FIGS. 14A and 14B are graphs each showing a response characteristic of the head support mechanism of FIG. 11 shown as a comparative example.

FIGS. 15A and 15B are graphs respectively showing response characteristics of the head support mechanism of FIG. 12 shown as an embodiment of the present invention.

FIGS. 16A and 16B are schematic configuration diagrams for explaining the operation of a head support mechanism shown as another embodiment of the present invention.

FIGS. 17A and 17B are graphs each showing a response characteristic of the head support mechanism.

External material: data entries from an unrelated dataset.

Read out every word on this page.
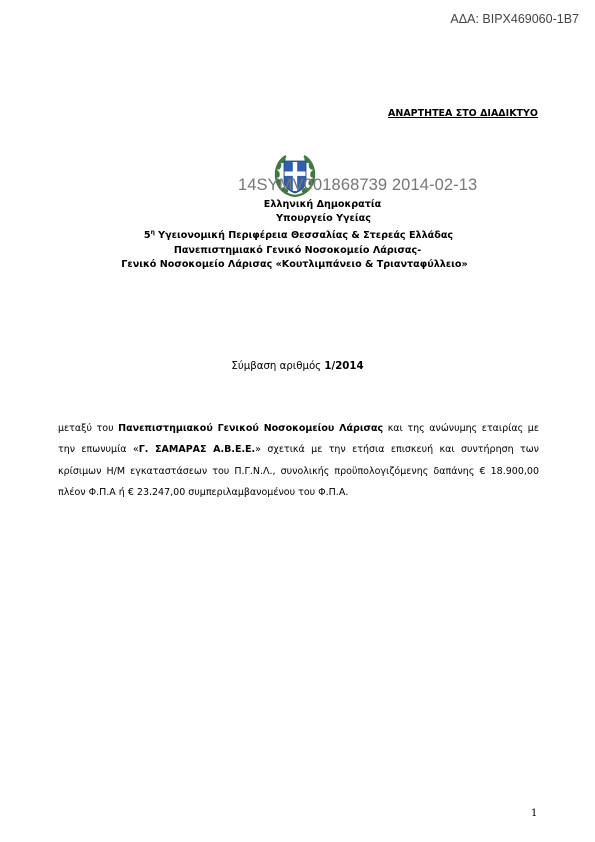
ΑΔΑ: ΒΙΡΧ469060-1Β7
ΑΝΑΡΤΗΤΕΑ ΣΤΟ ΔΙΑΔΙΚΤΥΟ
14SYMV001868739 2014-02-13
Ελληνική Δημοκρατία
Υπουργείο Υγείας
$5^\eta$ Υγειονομική Περιφέρεια Θεσσαλίας & Στερεάς Ελλάδας
Πανεπιστημιακό Γενικό Νοσοκομείο Λάρισας-
Γενικό Νοσοκομείο Λάρισας «Κουτλιμπάνειο & Τριανταφύλλειο»
Σύμβαση αριθμός 1/2014
μεταξύ του Πανεπιστημιακού Γενικού Νοσοκομείου Λάρισας και της ανώνυμης εταιρίας με την επωνυμία «Γ. ΣΑΜΑΡΑΣ Α.Β.Ε.Ε.» σχετικά με την ετήσια επισκευή και συντήρηση των κρίσιμων Η/Μ εγκαταστάσεων του Π.Γ.Ν.Λ., συνολικής προϋπολογιζόμενης δαπάνης € 18.900,00 πλέον Φ.Π.Α ή € 23.247,00 συμπεριλαμβανομένου του Φ.Π.Α.
1
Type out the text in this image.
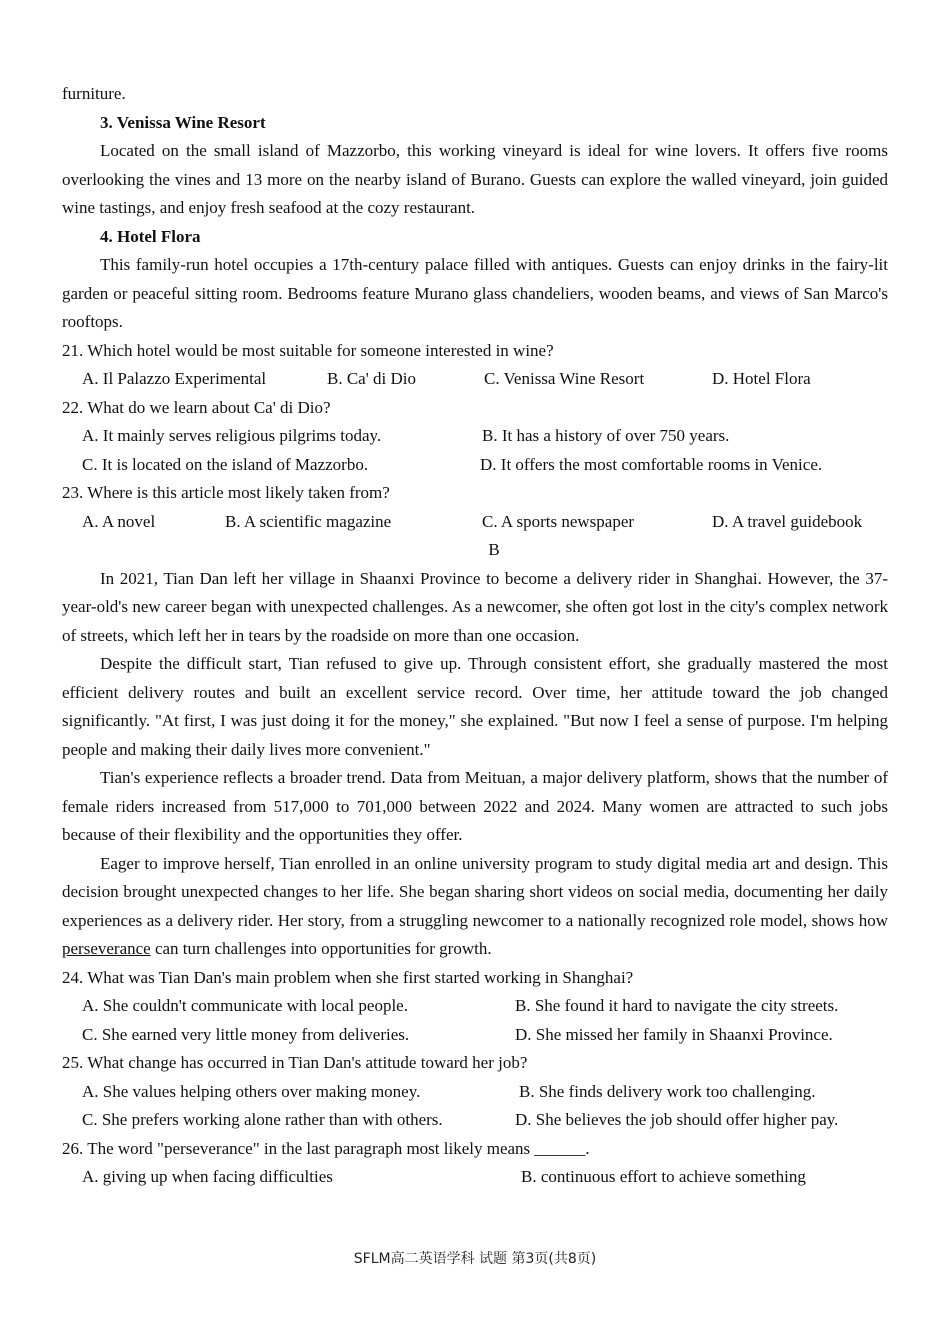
furniture.
3. Venissa Wine Resort
Located on the small island of Mazzorbo, this working vineyard is ideal for wine lovers. It offers five rooms overlooking the vines and 13 more on the nearby island of Burano. Guests can explore the walled vineyard, join guided wine tastings, and enjoy fresh seafood at the cozy restaurant.
4. Hotel Flora
This family-run hotel occupies a 17th-century palace filled with antiques. Guests can enjoy drinks in the fairy-lit garden or peaceful sitting room. Bedrooms feature Murano glass chandeliers, wooden beams, and views of San Marco's rooftops.
21. Which hotel would be most suitable for someone interested in wine?
A. Il Palazzo Experimental	B. Ca' di Dio	C. Venissa Wine Resort	D. Hotel Flora
22. What do we learn about Ca' di Dio?
A. It mainly serves religious pilgrims today.	B. It has a history of over 750 years.
C. It is located on the island of Mazzorbo.	D. It offers the most comfortable rooms in Venice.
23. Where is this article most likely taken from?
A. A novel	B. A scientific magazine	C. A sports newspaper	D. A travel guidebook
B
In 2021, Tian Dan left her village in Shaanxi Province to become a delivery rider in Shanghai. However, the 37-year-old's new career began with unexpected challenges. As a newcomer, she often got lost in the city's complex network of streets, which left her in tears by the roadside on more than one occasion.
Despite the difficult start, Tian refused to give up. Through consistent effort, she gradually mastered the most efficient delivery routes and built an excellent service record. Over time, her attitude toward the job changed significantly. "At first, I was just doing it for the money," she explained. "But now I feel a sense of purpose. I'm helping people and making their daily lives more convenient."
Tian's experience reflects a broader trend. Data from Meituan, a major delivery platform, shows that the number of female riders increased from 517,000 to 701,000 between 2022 and 2024. Many women are attracted to such jobs because of their flexibility and the opportunities they offer.
Eager to improve herself, Tian enrolled in an online university program to study digital media art and design. This decision brought unexpected changes to her life. She began sharing short videos on social media, documenting her daily experiences as a delivery rider. Her story, from a struggling newcomer to a nationally recognized role model, shows how perseverance can turn challenges into opportunities for growth.
24. What was Tian Dan's main problem when she first started working in Shanghai?
A. She couldn't communicate with local people.	B. She found it hard to navigate the city streets.
C. She earned very little money from deliveries.	D. She missed her family in Shaanxi Province.
25. What change has occurred in Tian Dan's attitude toward her job?
A. She values helping others over making money.	B. She finds delivery work too challenging.
C. She prefers working alone rather than with others.	D. She believes the job should offer higher pay.
26. The word "perseverance" in the last paragraph most likely means ______.
A. giving up when facing difficulties	B. continuous effort to achieve something
SFLM高二英语学科 试题 第3页(共8页)
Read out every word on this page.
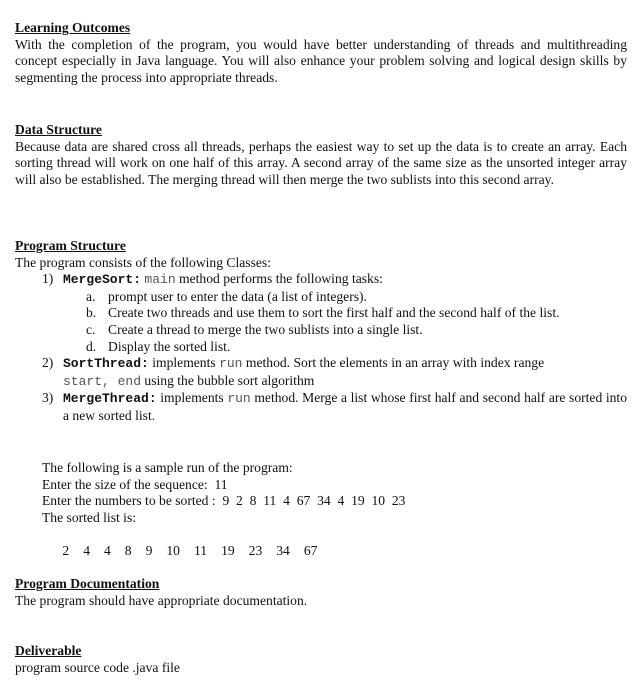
Learning Outcomes
With the completion of the program, you would have better understanding of threads and multithreading concept especially in Java language. You will also enhance your problem solving and logical design skills by segmenting the process into appropriate threads.
Data Structure
Because data are shared cross all threads, perhaps the easiest way to set up the data is to create an array. Each sorting thread will work on one half of this array. A second array of the same size as the unsorted integer array will also be established. The merging thread will then merge the two sublists into this second array.
Program Structure
The program consists of the following Classes:
1) MergeSort: main method performs the following tasks:
a. prompt user to enter the data (a list of integers).
b. Create two threads and use them to sort the first half and the second half of the list.
c. Create a thread to merge the two sublists into a single list.
d. Display the sorted list.
2) SortThread: implements run method. Sort the elements in an array with index range
start, end using the bubble sort algorithm
3) MergeThread: implements run method. Merge a list whose first half and second half are sorted into a new sorted list.
The following is a sample run of the program:
Enter the size of the sequence:  11
Enter the numbers to be sorted :  9  2  8  11  4  67  34  4  19  10  23
The sorted list is:

2 4 4 8 9 10 11 19 23 34 67

Program Documentation
The program should have appropriate documentation.
Deliverable
program source code .java file
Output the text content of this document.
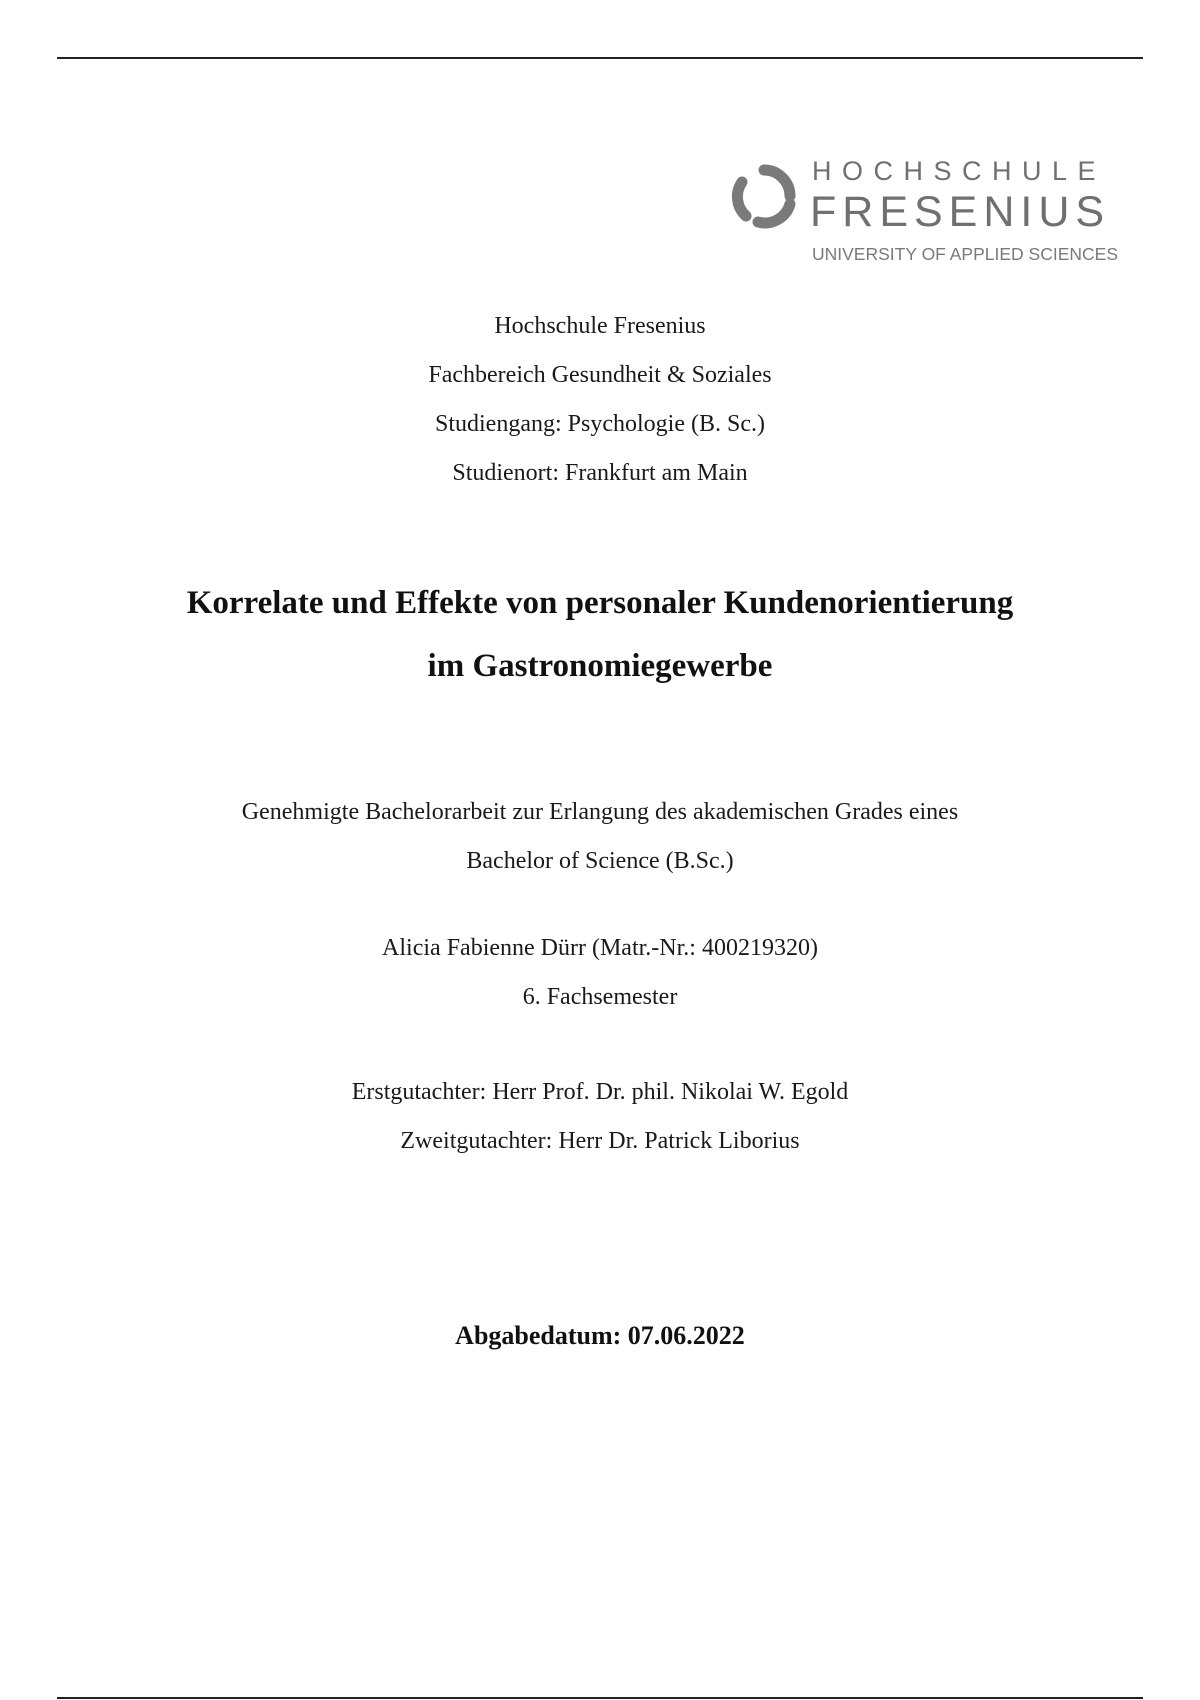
HOCHSCHULE
FRESENIUS
UNIVERSITY OF APPLIED SCIENCES
Hochschule Fresenius
Fachbereich Gesundheit & Soziales
Studiengang: Psychologie (B. Sc.)
Studienort: Frankfurt am Main
Korrelate und Effekte von personaler Kundenorientierung
im Gastronomiegewerbe
Genehmigte Bachelorarbeit zur Erlangung des akademischen Grades eines
Bachelor of Science (B.Sc.)
Alicia Fabienne Dürr (Matr.-Nr.: 400219320)
6. Fachsemester
Erstgutachter: Herr Prof. Dr. phil. Nikolai W. Egold
Zweitgutachter: Herr Dr. Patrick Liborius
Abgabedatum: 07.06.2022
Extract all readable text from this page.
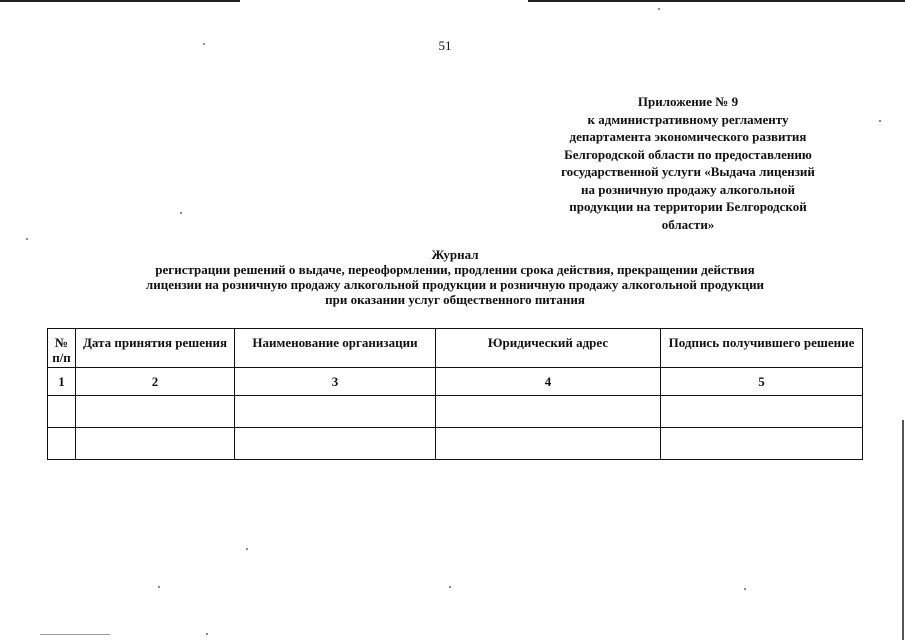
51
Приложение № 9
к административному регламенту
департамента экономического развития
Белгородской области по предоставлению
государственной услуги «Выдача лицензий
на розничную продажу алкогольной
продукции на территории Белгородской
области»
Журнал
регистрации решений о выдаче, переоформлении, продлении срока действия, прекращении действия
лицензии на розничную продажу алкогольной продукции и розничную продажу алкогольной продукции
при оказании услуг общественного питания
№ п/п	Дата принятия решения	Наименование организации	Юридический адрес	Подпись получившего решение
1	2	3	4	5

FIG. 18 is a plan view showing an example of a head support mechanism of a conventional disk drive.

[Explanation of symbols]

 DESCRIPTION OF SYMBOLS 1 Head 2 Slider 2e Air-bearing surface 3 Slider holding plate 4 Load beam 4g Dimple 8 Thin film piezoelectric substrate (operation substrate) 7, 12 Wiring pattern 8d, 8e Deformation operation part 8g, 8f Elastic hinge part 11a, 11b Thin film piezoelectric body

 ──────────────────────────────────────────────────続 き Continued on the front page F term (reference) 5D042 LA01 MA15 5D059 AA01 BA01 CA14 DA19 DA26 EA08 5D096 NN03 NN07

Claims (7)

[Claims] 1. A slider provided with a head for at least reproducing data on a disk driven to rotate, and a support means for supporting the slider so as to be able to rotate at least at a small displacement angle in the yaw direction. Driving means for rotating the slider at a minute displacement angle in the yaw direction, wherein the center of rotation of the slider in the yaw direction coincides with the position of the center of gravity of the minute rotating portion including the slider, or A head support mechanism for a disk drive, which is located between the position of the center of gravity and the head. 2. A head support mechanism for a disk drive according to claim 1, wherein the center of rotation of the slider in the yaw direction coincides with the center of an air bearing surface formed on the surface of the slider facing the disk. . 3. The head support mechanism according to claim 1, wherein said support means is a dimple for point-supporting said slider rotatably in all directions of a pitch direction, a roll direction and a yaw direction. 4. An operation board, which supports the slider in a rotatable state in the yaw direction, on a distal end portion, and both side portions of the operation board, with respect to a surface of the disk. 2. A head support mechanism for a disk drive according to claim 1, further comprising: a driving member that deforms in a substantially perpendicular direction at a different phase. 5. The head support mechanism for a disk drive according to claim 4, wherein said driving members are thin-film piezoelectric members provided on both sides of said operation board in a stacked state. 6. A slider provided with a head that reproduces at least data on a disk that is driven to rotate, a supporter that rotatably supports the slider at least in a yaw direction at a small displacement angle, and the slider. A driving means for rotating the slider at a slight displacement angle in the yaw direction, the driving means comprising, on a tip end thereof, an operation board for supporting the slider so as to be rotatable in the yaw direction; And a driving member for deforming both side portions of the disk at different phases in a direction substantially perpendicular to the surface of the disk. 7. The head support mechanism of a disk drive according to claim 6, wherein said driving members are thin-film piezoelectric members provided on both sides of said operation board in a stacked state.